Radial density profiles (nm) corresponding to the optimal genome length for a T = 4 virus. (A) For np = 240, Np = 36, cp = 0.167, and ccap = 0.0 (solid), we double the charge by changing one of the following: Np = 72 (dot-dashed), cp = 0.33 (dotted), and ccap = 0.177 (dashed). (B) For Np = 36 and cp = 0.083, we increase the capsid charge density: ccap = 0.00 (solid), 0.05 (dotted), 0.10 (dashed). (C) For ccap = 0.10 without protein arms (solid), with neutral protein arms Np = 36 (dotted), and with charged protein arms Np = 36, cp = 0.083 (dashed).

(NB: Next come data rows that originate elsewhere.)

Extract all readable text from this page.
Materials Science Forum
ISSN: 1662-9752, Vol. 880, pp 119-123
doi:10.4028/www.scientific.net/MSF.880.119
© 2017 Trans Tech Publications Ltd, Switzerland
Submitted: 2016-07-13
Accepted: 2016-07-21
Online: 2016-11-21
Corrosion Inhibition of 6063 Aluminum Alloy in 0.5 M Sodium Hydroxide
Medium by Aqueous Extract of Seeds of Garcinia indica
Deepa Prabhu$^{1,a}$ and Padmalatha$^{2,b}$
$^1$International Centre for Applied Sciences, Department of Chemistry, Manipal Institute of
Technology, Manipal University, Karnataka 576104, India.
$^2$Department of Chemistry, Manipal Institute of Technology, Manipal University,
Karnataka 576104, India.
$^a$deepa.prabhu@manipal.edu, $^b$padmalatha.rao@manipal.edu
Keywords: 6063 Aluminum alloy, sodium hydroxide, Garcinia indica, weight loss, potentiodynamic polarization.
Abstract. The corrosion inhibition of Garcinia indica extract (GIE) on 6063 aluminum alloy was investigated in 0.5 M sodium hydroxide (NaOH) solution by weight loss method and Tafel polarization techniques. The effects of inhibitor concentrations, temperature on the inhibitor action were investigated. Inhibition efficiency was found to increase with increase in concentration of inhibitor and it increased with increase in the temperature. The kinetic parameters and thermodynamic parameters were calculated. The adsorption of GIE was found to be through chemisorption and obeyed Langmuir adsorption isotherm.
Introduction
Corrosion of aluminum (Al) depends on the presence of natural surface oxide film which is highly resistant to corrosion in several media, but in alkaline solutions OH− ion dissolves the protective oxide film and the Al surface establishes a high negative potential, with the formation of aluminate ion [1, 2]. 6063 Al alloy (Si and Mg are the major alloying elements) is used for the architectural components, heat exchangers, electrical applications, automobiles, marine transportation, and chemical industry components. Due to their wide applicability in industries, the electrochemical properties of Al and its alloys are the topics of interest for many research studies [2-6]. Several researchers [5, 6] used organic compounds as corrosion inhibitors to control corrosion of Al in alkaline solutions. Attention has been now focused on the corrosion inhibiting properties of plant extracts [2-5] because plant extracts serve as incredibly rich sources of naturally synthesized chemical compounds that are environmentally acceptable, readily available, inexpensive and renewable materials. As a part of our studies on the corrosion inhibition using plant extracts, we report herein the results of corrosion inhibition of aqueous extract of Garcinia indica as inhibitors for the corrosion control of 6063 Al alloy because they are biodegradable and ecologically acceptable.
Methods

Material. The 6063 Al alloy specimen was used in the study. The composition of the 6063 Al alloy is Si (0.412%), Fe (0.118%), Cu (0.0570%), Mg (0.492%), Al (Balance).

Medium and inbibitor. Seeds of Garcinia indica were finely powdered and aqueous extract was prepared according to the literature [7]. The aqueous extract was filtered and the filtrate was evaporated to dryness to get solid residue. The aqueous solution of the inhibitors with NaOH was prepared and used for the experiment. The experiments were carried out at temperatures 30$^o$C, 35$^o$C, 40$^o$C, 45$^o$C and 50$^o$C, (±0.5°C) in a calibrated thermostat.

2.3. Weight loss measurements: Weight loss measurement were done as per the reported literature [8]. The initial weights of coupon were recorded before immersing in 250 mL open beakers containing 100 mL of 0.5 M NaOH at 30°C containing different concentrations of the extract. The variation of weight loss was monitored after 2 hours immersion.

We next consider the effect of negatively charged macromolecules outside the viral capsid and set ρ- = 100 mM, c+ = 130 mM, and c- = 30 mM (20). As usual, the small ions, which can diffuse freely, maintain charge neutrality subject to equality of chemical potential for each of the small ion species across the viral capsid. This combination of charge neutrality with equality of chemical potential gives rise to a negative electrostatic potential (relative to a neutral monovalent salt solution) that makes it favorable for an RNA molecule to be inside the viral capsid. The optimal genome length occurs when the potential inside the capsid becomes comparable to this Donnan potential. In Fig. 3 (empty markers), we show that increasing rcap at constant grafting density now has the greatest effect on increasing the optimal genome length, where k8 = 1.69. In contrast, the optimal genome lengths for changing Np, cp, or ccap have primarily shifted by a constant, while the slopes ΔQRQP remain largely unchanged. These observations can be explained from the density profiles in Fig. 4B, where we note that accounting for the negative background charge fills the capsid interior with RNA. When we increase ccap, the concentrated density of RNA near the surface increases (as is the case when ρ- = 0 mM), while the density in the interior remains unchanged. We note that it is possible to increase QR simply by increasing the volume of the capsid so that even negative slopes can be obtained, e.g., by increasing rcap while decreasing QP.

Lastly, in Fig. 4C, we demonstrate the combined effects of the excluded volume, electrostatics, and Donnan potential. We start with a charged capsid shell without protein arms (solid). As expected, we find a concentrated density of RNA near the inner surface of the capsid and a lower density throughout the interior of the capsid. We next add neutral protein arms (dotted) to isolate the effect of the excluded volume, and find that the peptide arms repel the RNA from the surface of the capsid, resulting in a decrease in QR. If we add back charges to the peptide arms (dashed), we find that the favorable electrostatic interactions overcome the excluded volume effect and, as before, the delocalization of the capsid charges creates an extended region of enhanced RNA density.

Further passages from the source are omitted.